Oh, interesting, said Bob Moesta, I think we can do something with that.
Moesta and his team were cost-cutting and product-launch consultants with bigger dreams. Rather than help others, could they launch something themselves?
The restaurant had time, location, and item-stamped data. Moesta’s misfits1 looked at when and where the current shakes were sold. Three stores stood out.
They visited. Bob, clipboard in hand, stood in line and asked the people about their context2. Where were they headed? Where were they coming from? Oh, you’re headed to work? What kind of job? Oh, that sounds like a tough job. What else did you consider?
In 1994 Bob found the job.
But that was only half of it.
Jobs theory blends supply and demand. Moesta identified the demand. But he needed food scientists and culinary specialists to figure out the supply. Could they actually build what customers wanted to hire?
They could!
The right mix of fat, protein, and carbs left people feeling full. The right thickness made it last. The right size made it fit in a cupholder - it’s what people wanted!
They rolled out the new product in ten stores. It worked! Jobs worked! It worked as a theory. It worked in implementation.
Until it didn’t.
There was a problem. Moesta’s mix sold but what happened after the morning milkshake mania? Clean up.
Stores didn’t have an extra person-hour to clean the machine - especially right before the lunch rush, their bread and butter service. Bob’s bunch missed the supply-side constraint on their side.
If it ain’t broke, don’t fix it goes the expression (and Christensen’s disruption theory) and the fast food joint didn’t want to add morning milkshakes.
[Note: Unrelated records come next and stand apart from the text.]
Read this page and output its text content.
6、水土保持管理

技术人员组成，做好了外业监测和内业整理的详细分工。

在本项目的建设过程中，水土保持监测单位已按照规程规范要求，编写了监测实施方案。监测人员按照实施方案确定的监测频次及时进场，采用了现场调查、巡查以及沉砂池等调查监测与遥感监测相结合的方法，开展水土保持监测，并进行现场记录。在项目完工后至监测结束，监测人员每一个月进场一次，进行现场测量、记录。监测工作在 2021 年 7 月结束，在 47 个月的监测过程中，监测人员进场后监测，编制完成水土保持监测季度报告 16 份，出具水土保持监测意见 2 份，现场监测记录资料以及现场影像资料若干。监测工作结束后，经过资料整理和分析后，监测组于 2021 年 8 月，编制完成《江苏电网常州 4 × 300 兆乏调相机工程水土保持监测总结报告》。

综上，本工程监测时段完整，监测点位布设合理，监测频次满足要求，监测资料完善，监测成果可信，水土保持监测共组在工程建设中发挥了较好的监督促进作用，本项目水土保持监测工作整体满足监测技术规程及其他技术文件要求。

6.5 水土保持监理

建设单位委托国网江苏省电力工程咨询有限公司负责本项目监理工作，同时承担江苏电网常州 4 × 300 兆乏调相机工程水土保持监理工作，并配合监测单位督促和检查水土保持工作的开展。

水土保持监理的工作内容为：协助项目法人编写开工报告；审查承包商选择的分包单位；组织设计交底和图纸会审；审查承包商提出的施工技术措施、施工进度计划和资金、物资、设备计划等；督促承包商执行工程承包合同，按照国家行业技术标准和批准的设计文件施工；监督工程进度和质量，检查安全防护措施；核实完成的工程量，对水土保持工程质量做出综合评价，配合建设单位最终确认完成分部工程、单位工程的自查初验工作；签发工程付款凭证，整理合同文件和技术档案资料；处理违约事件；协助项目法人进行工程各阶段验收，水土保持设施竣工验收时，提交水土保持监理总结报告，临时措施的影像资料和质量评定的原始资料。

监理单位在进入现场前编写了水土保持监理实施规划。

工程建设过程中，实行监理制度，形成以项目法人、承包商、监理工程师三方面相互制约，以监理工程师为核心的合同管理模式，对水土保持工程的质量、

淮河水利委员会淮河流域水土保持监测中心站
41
And now you know, the rest of the story.
There are five steps, recaps Greg.
Frame the problem.
Collect the data, and look for anomalies.
Detail the Job.
Identify the supply side situation - yours and theirs.
Blend the above.
Homework: As you go through a project are you looking at supply first or demand first?
And remember. It’s not that one is better than the other but that both are important and we tend to look only at one.
Misfit is lovingly used here because outsiders see what insiders miss.
Shopping vs Restocking explained that when contexts change: who, what, when, where, etc. customers are more likely to shop rather than restock.